Sleep and Rhythms Projects

Hyperammonaemia disrupts daily rhythms reversibly by elevating glutamate in the central circadian pacemaker

Granados-Fuentes D, Cho K, Patti GJ, Costa R, Herzog E D, Montagnese S

Liver Int

Patients with cirrhosis exhibit features of circadian disruption. Hyperammonaemia has been suggested to impair both homeostatic and circadian sleep regulation. Here, we tested if hyperammonaemia directly disrupts circadian rhythm generation in the central pacemaker, the suprachiasmatic nuclei (SCN) of the hypothalamus. Wheel-running activity was recorded from mice fed with a hyperammonaemic or normal diet for ~35 days in a 12:12 light-dark (LD) cycle followed by ~15 days in constant darkness (DD). The expression of the clock protein PERIOD2 (PER2) was recorded from SCN explants before, during and after ammonia exposure, ±glutamate receptor antagonists.

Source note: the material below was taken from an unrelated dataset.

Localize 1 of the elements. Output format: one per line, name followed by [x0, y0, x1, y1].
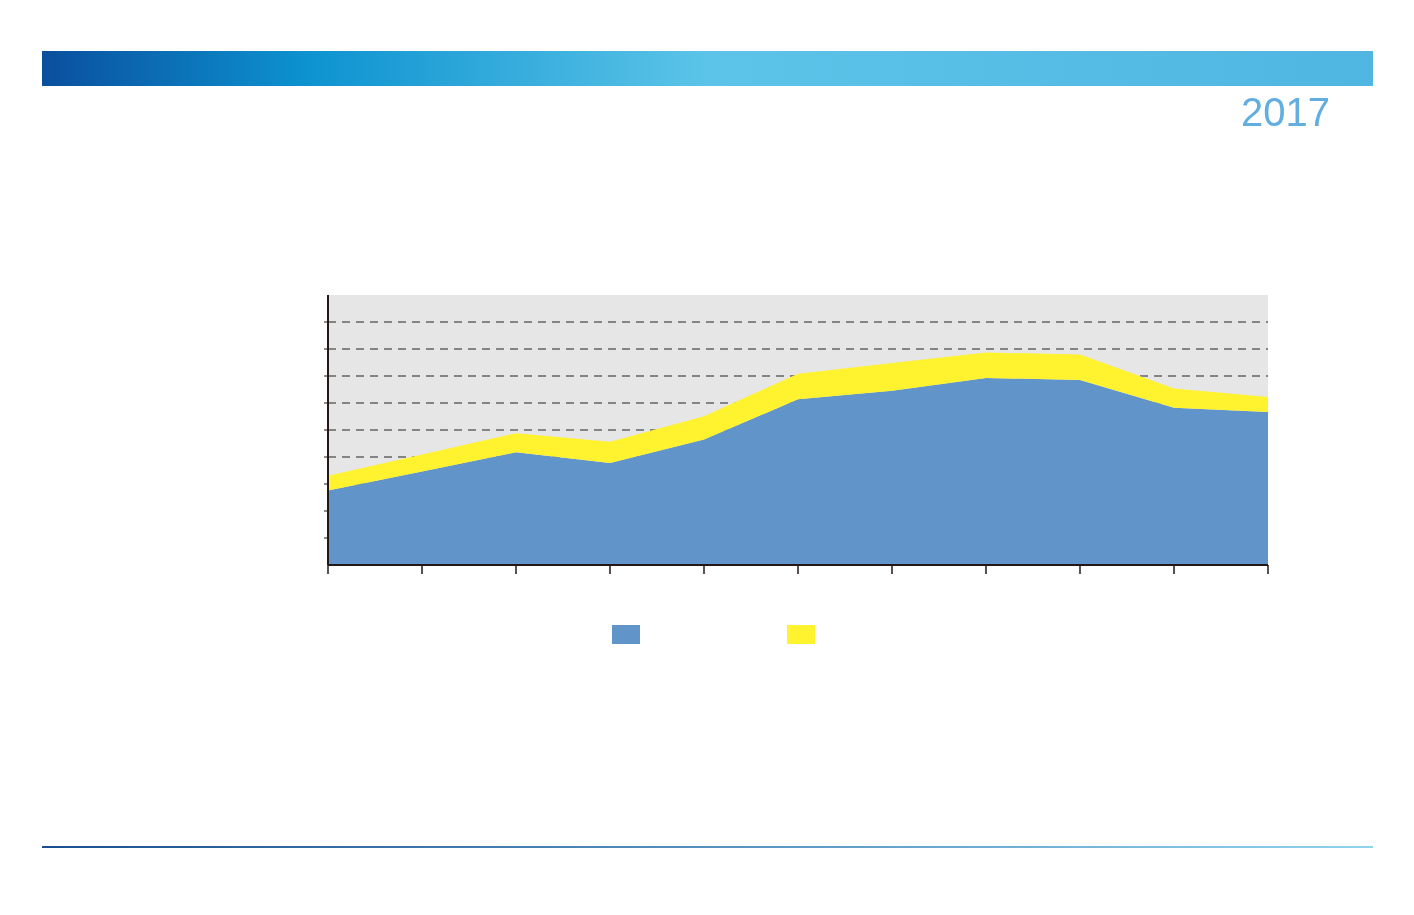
chart-title: 2017 [1241, 90, 1330, 134]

In LD, hyperammonaemic mice advanced their daily activity onset time by ~1 h (16.8 ± 0.3 vs. 18.1 ± 0.04 h, p = .009) and decreased their total activity, concentrating it during the first half of the night. In DD, hyperammonaemia reduced the amplitude of daily activity (551.5 ± 27.7 vs. 724.9 ± 59 counts, p = .007), with no changes in circadian period. Ammonia (≥0.01 mM) rapidly and significantly reduced PER2 amplitude, and slightly increased circadian period. The decrease in PER2 amplitude correlated with decreased synchrony among circadian cells in the SCN and increased extracellular glutamate, which was rescued by AMPA glutamate receptor antagonists. These data suggest that hyperammonaemia affects circadian regulation of rest-activity behaviour by increasing extracellular glutamate in the SCN.